Samedi 10 mars 2012, le concert du Sirba Octet, intitulé A Yiddish Mame, m’avait inspiré un poème :

http://ex-libris.over-blog.com/article-la-nostalgie-de-l-ame-yiddish-concert-du-sirba-octet-101353733.html

Quel plaisir d’entendre de nouveau ce vibrant octuor (une femme et sept hommes), quasiment jour pour jour, samedi 11 mars 2017 au théâtre Le Dôme à Saumur !

Richard Smoucler, le directeur artistique de cette formation (qui en est aussi un des violonistes), explique qu’il a construit ce dernier opus en s’ « inspirant de l’itinérance, de la migration de la musique et des hommes ». Il a souhaité renouer « des « ponts » entre la Roumanie, la Moldavie, la Russie et la Hongrie, riches d’un répertoire métissé de musiques traditionnelles, klezmer et tsiganes ». Ne dit-on pas que la musique klezmer est une musique de « fusion » ? Et si le programme de Tantz ! (danse, en yiddish) est bien une invitation à un voyage en Europe centrale : « Fantaisie Roumaine, Suite de Moldavie, Bessarabye, Fantaisie Hongroise… », il est ainsi surtout une formidable incitation à la danse, soulignée par le point d’exclamation.

Héritiers d’une longue tradition de musique instrumentale de fête qui accompagnait mariages et festivités dans les communautés juives d’Europe de l’Est, les huit klezmorims du Sirba Octet ont à cœur de perpétuer ces musiques qui avaient connu un purgatoire après la Shoah. Musique d’hier et d’aujourd’hui, le klezmer, s’il est souvent terriblement mélancolique, se veut aussi « teinté d’humour et exaltant », comme le précise Richard Schmoucler. C’est ce que confirme le célèbre violoniste Ivry Gitlis, à qui ce cinquième album du groupe est dédié. Il en parle comme d’un « mémorial de la Vie » et remercie les musiciens qui se sont réunis « pour retransmettre, pour continuer ce fil d’Ariane », faisant revivre toute une culture qui a subsisté par-delà l’horreur.

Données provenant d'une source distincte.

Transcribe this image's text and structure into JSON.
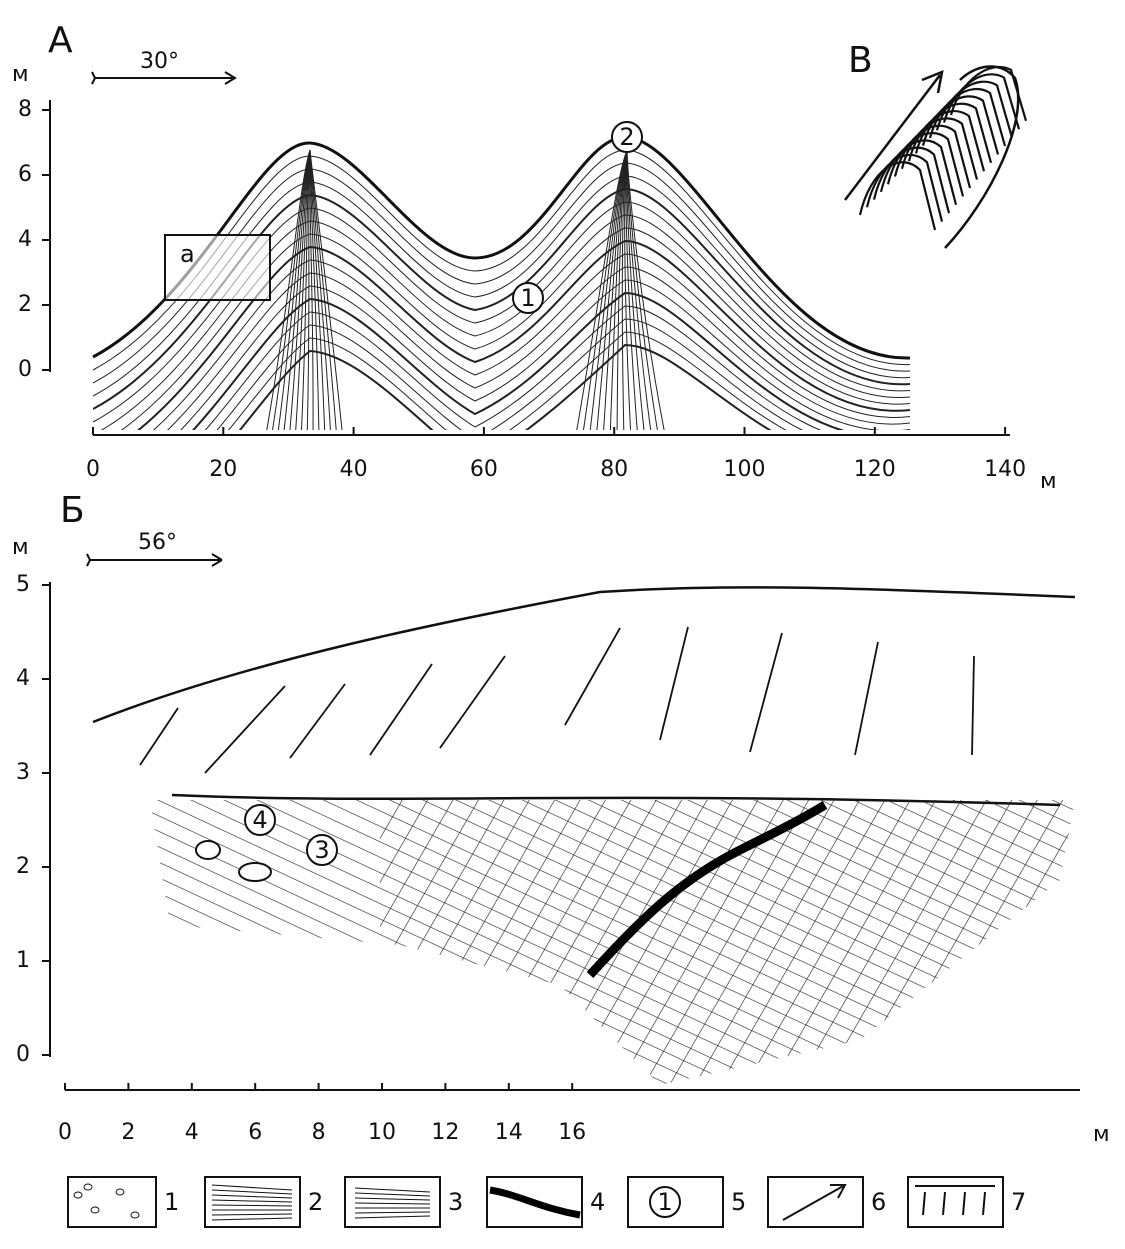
{
  "panel_a": {
    "label": "А",
    "unit_y": "м",
    "azimuth": "30°",
    "yticks": [
      "0",
      "2",
      "4",
      "6",
      "8"
    ],
    "xticks": [
      "0",
      "20",
      "40",
      "60",
      "80",
      "100",
      "120",
      "140"
    ],
    "unit_x": "м",
    "inset_label": "а",
    "markers": [
      "1",
      "2"
    ]
  },
  "panel_c": {
    "label": "В"
  },
  "panel_b": {
    "label": "Б",
    "unit_y": "м",
    "azimuth": "56°",
    "yticks": [
      "0",
      "1",
      "2",
      "3",
      "4",
      "5"
    ],
    "xticks": [
      "0",
      "2",
      "4",
      "6",
      "8",
      "10",
      "12",
      "14",
      "16"
    ],
    "unit_x": "м",
    "markers": [
      "3",
      "4"
    ]
  },
  "legend": {
    "items": [
      "1",
      "2",
      "3",
      "4",
      "5",
      "6",
      "7"
    ],
    "sample_5": "1"
  }
}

Dans ce merveilleux ensemble musical, on ne sait ce qu’il faut admirer le plus ! La virtuosité et l’inventivité sont ici exceptionnelles et les différents duos entre les instruments sont un régal. Pour l’oreille certes, mais aussi pour l’œil car chacun joue avec humour des richesses (et des mouvements) de son instrument. Je pense ici au facétieux Bernard Cazauran qui a l’art de faire tournoyer son imposante contrebasse ou encore à Lurie Morar, le joueur de tsimbl, dont les mailloches font vibrer son cymbalum avec une gaieté communicative. La symbiose entre les musiciens est parfaite et leur écoute mutuelle est totale, notamment lors des bouleversantes lamentations de la clarinette de Philippe Berrod. On admirera encore la variété des soli joués, dont certains par Christophe Henry au piano font penser au jazz. Entre ruptures de rythme, improvisations, cliquetis, gémissements, trilles, cet ensemble propose à l’auditeur ravi un concert où la liberté est reine. Les petits intermèdes humoristiques pendant lesquels Richard Schmoucler raconte des histoires juives concourent enfin à parfaire cette atmosphère jubilatoire.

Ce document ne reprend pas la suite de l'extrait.